Le boom du cannabis légal suscite des vocations d'agriculteurs en France
"Vivre de ses produits, c'est fantastique !", s'enthousiasme Jean-Marie Moëllo au milieu de sa parcelle baignée de soleil. Depuis deux ans, cet ancien conducteur de poids lourds cultive du chanvre pour produire du cannabidiol, ou CBD, un "cannabis light" et légal dont la consommation explose en France.
Cet environnement de travail, il ne l'a pas toujours connu : Jean-Marie Moëllo, 36 ans, a conduit des camions pendant sept ans, avant d'entamer une reconversion professionnelle en parallèle de ses chantiers. Le bitume, "ça ne sent pas pareil", sourit le trentenaire.
C'est en tombant sur une publication Facebook en 2018 qu'il pense à changer de métier. Après un parcours du combattant, à convaincre une banque ou à comprendre la législation en vigueur, M. Moëllo a rejoint le club restreint mais grandissant des néo-cultivateurs de CBD.

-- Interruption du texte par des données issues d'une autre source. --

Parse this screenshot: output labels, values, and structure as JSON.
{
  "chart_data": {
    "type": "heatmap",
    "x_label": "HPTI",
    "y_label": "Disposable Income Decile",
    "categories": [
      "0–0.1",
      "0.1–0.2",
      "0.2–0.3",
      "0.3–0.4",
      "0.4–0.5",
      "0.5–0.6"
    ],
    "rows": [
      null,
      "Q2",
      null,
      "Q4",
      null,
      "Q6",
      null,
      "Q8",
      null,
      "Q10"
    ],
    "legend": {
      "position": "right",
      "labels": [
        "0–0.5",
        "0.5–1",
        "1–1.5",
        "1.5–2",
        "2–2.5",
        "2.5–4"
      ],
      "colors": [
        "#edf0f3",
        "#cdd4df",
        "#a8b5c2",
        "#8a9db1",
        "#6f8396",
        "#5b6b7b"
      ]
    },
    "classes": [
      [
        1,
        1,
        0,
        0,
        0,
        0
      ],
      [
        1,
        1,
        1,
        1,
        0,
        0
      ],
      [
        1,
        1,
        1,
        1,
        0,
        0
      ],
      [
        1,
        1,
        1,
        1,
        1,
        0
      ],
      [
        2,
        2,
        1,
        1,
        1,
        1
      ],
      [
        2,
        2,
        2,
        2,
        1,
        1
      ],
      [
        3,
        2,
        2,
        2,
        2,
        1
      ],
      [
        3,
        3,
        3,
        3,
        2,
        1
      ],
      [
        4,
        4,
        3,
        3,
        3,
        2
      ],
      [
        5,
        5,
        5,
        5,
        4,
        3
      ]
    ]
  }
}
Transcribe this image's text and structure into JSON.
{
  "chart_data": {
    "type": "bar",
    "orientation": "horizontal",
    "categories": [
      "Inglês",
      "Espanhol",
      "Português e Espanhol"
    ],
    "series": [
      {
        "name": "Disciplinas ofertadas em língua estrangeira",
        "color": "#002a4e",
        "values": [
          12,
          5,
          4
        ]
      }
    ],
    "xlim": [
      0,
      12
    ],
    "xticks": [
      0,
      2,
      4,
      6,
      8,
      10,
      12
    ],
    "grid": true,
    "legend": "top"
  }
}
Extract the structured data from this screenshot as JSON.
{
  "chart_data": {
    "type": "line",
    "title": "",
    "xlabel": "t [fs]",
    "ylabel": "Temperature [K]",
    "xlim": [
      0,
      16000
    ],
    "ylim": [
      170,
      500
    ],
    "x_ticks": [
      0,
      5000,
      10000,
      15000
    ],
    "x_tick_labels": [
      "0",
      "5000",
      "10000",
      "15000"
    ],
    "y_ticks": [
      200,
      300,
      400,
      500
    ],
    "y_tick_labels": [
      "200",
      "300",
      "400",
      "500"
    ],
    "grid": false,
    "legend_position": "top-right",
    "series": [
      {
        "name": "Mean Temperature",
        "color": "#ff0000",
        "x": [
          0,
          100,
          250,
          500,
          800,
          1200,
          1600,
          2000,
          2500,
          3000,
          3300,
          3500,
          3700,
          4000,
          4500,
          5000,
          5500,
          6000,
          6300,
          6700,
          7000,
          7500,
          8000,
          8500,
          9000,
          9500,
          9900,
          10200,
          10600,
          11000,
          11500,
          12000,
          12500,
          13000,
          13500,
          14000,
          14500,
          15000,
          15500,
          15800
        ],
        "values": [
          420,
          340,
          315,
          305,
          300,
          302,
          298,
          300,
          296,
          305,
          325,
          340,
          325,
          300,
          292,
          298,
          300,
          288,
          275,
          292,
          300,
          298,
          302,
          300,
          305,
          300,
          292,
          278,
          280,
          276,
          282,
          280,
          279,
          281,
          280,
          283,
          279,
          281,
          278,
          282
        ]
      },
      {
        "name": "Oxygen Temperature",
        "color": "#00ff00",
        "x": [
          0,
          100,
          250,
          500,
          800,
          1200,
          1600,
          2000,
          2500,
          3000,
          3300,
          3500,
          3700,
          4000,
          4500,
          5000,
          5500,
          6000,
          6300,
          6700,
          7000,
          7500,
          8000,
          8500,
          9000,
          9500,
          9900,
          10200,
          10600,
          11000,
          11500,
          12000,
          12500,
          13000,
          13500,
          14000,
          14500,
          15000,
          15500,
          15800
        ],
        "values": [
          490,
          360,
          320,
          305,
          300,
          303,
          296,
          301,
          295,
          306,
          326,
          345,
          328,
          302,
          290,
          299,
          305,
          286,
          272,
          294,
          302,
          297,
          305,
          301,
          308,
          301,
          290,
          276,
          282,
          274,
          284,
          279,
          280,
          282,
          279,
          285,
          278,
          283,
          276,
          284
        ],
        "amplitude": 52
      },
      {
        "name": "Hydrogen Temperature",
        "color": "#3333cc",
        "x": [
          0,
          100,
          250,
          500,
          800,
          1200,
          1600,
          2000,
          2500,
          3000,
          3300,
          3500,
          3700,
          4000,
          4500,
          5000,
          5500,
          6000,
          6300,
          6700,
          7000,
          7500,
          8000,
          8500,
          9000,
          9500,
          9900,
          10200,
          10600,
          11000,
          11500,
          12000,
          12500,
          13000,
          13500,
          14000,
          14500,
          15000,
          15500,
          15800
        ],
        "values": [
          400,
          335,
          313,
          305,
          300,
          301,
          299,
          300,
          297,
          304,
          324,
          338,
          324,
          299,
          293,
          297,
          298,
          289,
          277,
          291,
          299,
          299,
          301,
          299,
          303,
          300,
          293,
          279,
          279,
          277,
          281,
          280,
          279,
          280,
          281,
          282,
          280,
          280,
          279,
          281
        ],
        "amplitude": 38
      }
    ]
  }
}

"Ce marché attire tellement de monde qu'il faut être dedans le plus tôt possible", remarque-t-il au milieu de ses plants.
"Mon objectif est de récolter 50 kilos de fleurs en octobre, donc d'en tirer 50.000 euros", explique le nouvel agriculteur, installé en Bretagne dans l'ouest de la France.
Selon le syndicat du chanvre, le nombre de cultivateurs est passé d'à peine 50 en 2018 à environ 600 aujourd'hui. Et parmi eux, "30 à 40% sont des néo-agriculteurs", explique Aurélien Delecroix, le président du syndicat. "Il y a quand même beaucoup de passionnés de cannabis en France, on ne va pas se le cacher : pouvoir cultiver du cannabis de façon légale a suscité pas mal de vocations", poursuit M. Delecroix.
Car il s'agit de la même plante : le chanvre. La principale différence entre le cannabis récréatif et le CBD, chanvre dit "bien-être" ou "cannabis light", est la contenance en tétrahydrocannabinol (THC), la molécule aux effets psychoactifs. Le seuil à ne pas dépasser en France est de 0,3% de THC.
"L'aspect réglementaire et juridique a freiné le développement du nombre de producteurs. Il faut comprendre que jusqu'en novembre 2020, les producteurs encouraient une peine pour trafic de stupéfiants", explique Aurélien Delecroix.
– "Le CBD a de beaux jours devant lui" –
Le point de bascule, selon lui, c'est "l'affaire Kanavape", une cigarette électronique avec une huile contenant du CBD, qui avait valu une condamnation à de la prison avec sursis à ses créateurs.
L'affaire remonte jusqu'à la Cour de justice de l'Union européenne, qui rend son arrêt en novembre 2020 : le CBD ne peut pas être considéré comme un stupéfiant, n'ayant "aucun effet psychotrope ni d'effet nocif sur la santé humaine".
La France, contrainte de respecter le principe de la libre circulation des biens et des services, ne peut donc pas interdire sa commercialisation.
"L'affaire Kanavape nous a remotivé et nous a donné de l'espoir", explique Jean-Marie Moëllo qui déplore néanmoins "les zones grises" concernant la législation du CBD. En décembre, la vente de fleurs a ainsi été interdite par le gouvernement avant d'être réautorisée par le Conseil d'État.
"C'est difficile de se projeter", dénonce le néo-agriculteur. "Je fais comme ça vient, mais si un jour la législation devient trop restrictive, je me remettrai dans les poids lourds, donc je suis plutôt +no stress+", poursuit-il.
"Pour l'instant, je suis dans mes droits et ça me fait plaisir de faire du bien aux gens", raconte M. Moëllo, qui cite parmi ses clients un homme qui n'a plus de migraine ophtalmique depuis qu'il consomme son CBD ou une femme qui souffre moins de son arthrose. "Je ne suis pas médecin, mais ça fait le boulot !", clame-t-il fièrement.
S'il reste prudent en attendant de voir comment la législation évolue, Jean-Marie Moëllo a bon espoir : "Quand on voit la conjoncture économique actuelle, quand on voit le nombre de maux dont souffrent les gens, je me dis que le CBD a de beaux jours devant lui."